Dave Jaworsky may have the best seat in Waterloo.

Graphic by Lena Yang
Graphic by Lena Yang

Dave Jaworsky may have the best seat in Waterloo.

The mayor of Waterloo sits on the third floor of the City Hall building on Regina Street, his office overlooking the many high rises being built strategically close to the University of Waterloo and Wilfrid Laurier University. With the strategic plan for the City of Waterloo beside him, Jaworsky talks about the student influence.

“That’s the key offering of the City of Waterloo, is all of the talent that we produce here with 55,000 students in our region,” he said. “We have a great opportunity to be a world leader in skills … if we can provide the right quality of life and jobs, I think people would want to locate here just as I did three decades ago.”

Coming to Waterloo in 1983 for a degree in computer science at UW, Jaworsky understands the importance students have for the growth and stability of Waterloo. Moneysense magazine ranked Waterloo 16 out of 209 cities for “best place to live,” and the mayor says he wants to continue this with the students that come into the area by focusing on Waterloo’s vision statement.

This highlights being world renowned, a home for discovery and creating jobs through entrepreneurship and opportunity.

“I view us as one of the best medium-sized cities in Canada … we are a very unique community,” Jaworsky explained. “We have very exciting things going on in the area of discovery.”

Jaworsky and the city hope to keep students here once they graduate from UW, Laurier or Conestoga College by creating strong economic development through area planning, increasing the Northdale private sector, using station area plans and embracing and planning around quantum technology, nanotechnology and other research clusters, as outlined in the strategic plan.

They are also working with local companies one-on-one to match what their needs are to grow economically.

“What we’re growing here is buildings of knowledge and buildings of employment for things that have yet to be invented. It’s exciting to be here.”

However despite the large amount of students in the area — over 55,000, according to Jaworsky — students don’t have the desire to explore outside of the university and college bubbles. Many students stay entranced in the university district and, unless they become invested in their new home, rarely adventure uptown to see what there is to offer.

“One of the challenges I found, even when I was a student, the universities offer so much that you often don’t have to go beyond the university borders,” he explained.

“And I want to change that.
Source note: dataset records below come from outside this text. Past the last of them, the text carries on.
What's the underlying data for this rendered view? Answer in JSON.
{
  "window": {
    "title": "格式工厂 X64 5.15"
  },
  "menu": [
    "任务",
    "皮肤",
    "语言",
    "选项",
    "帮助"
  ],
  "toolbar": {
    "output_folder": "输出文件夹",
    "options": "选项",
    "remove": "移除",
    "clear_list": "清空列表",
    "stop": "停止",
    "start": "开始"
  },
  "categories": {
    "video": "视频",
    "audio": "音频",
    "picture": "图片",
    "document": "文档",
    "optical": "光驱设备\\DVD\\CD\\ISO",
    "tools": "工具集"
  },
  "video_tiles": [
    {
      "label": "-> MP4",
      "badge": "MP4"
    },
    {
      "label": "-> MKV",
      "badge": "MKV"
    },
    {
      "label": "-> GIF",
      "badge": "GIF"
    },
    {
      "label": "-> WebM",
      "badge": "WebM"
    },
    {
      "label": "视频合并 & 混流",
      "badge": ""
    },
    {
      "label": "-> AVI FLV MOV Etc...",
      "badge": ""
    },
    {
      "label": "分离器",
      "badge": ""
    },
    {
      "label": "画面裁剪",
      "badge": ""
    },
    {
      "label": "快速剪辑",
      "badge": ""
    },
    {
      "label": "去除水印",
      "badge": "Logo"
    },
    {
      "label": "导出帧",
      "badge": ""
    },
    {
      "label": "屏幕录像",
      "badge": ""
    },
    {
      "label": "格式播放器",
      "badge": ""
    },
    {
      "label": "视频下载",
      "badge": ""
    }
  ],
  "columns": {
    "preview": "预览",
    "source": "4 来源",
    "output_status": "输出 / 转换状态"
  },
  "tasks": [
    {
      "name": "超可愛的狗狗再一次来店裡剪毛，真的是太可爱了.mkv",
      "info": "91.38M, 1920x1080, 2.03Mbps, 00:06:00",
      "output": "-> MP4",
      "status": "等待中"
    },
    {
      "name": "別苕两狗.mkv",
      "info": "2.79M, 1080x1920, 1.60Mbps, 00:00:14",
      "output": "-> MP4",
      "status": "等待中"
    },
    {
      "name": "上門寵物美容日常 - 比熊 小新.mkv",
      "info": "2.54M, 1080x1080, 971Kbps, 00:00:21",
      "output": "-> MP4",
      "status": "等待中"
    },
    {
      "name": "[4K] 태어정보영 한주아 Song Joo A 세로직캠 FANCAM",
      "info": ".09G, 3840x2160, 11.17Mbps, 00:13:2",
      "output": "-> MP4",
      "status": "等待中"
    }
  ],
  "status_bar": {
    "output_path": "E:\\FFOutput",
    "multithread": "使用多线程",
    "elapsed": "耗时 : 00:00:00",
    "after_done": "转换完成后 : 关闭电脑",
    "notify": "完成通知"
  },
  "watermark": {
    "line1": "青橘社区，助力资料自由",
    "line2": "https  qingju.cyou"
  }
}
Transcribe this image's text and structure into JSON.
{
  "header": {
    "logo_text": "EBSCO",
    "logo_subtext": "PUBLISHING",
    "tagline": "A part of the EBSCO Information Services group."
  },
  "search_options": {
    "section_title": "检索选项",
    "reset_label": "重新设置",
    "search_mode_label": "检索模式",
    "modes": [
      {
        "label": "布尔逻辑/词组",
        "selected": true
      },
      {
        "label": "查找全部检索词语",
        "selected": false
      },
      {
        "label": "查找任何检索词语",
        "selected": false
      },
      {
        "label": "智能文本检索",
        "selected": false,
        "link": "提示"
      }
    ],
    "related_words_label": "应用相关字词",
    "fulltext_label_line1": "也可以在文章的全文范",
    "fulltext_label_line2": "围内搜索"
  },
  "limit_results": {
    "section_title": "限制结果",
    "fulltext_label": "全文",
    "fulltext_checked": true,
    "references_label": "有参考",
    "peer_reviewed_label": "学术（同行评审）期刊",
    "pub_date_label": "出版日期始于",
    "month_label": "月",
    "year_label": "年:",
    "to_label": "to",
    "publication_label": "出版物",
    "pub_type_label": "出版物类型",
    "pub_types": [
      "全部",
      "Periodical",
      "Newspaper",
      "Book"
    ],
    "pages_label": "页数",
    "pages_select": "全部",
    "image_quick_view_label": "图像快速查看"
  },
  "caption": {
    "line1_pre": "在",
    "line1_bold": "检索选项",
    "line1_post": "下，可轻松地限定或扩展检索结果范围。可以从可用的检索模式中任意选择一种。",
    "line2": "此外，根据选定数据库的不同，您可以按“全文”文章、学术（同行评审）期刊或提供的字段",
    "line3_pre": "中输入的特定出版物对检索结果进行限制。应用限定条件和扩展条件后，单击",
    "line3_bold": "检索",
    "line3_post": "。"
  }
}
I want students to say, ‘I want to go to Waterloo Park,’ ‘I want to explore Laurel Creek,’ ‘I want to see some shopping and do some dining in uptown Waterloo’ and the other things the city has to offer because I do believe that’s how people become more engaged with the city or comfortable with the city.”

“That’s something I’d really like to change; to get people off campus. [I want to] get people out of those towers and more into the streets and into the parks.”

Jaworsky says the City of Waterloo is trying to embrace the urban lifestyle that “a lot of the younger people want.”

The city is also doing more with streetscapes and active transportation to increase mobility for students and residents, while working with Laurier and the district school board about an appropriate plan for Northdale and Waterloo Collegiate Institute. This includes a new streetscape plan, new parks and implementing walkways.

“We want to be invested in it, not just watching it happen,” Jaworsky said.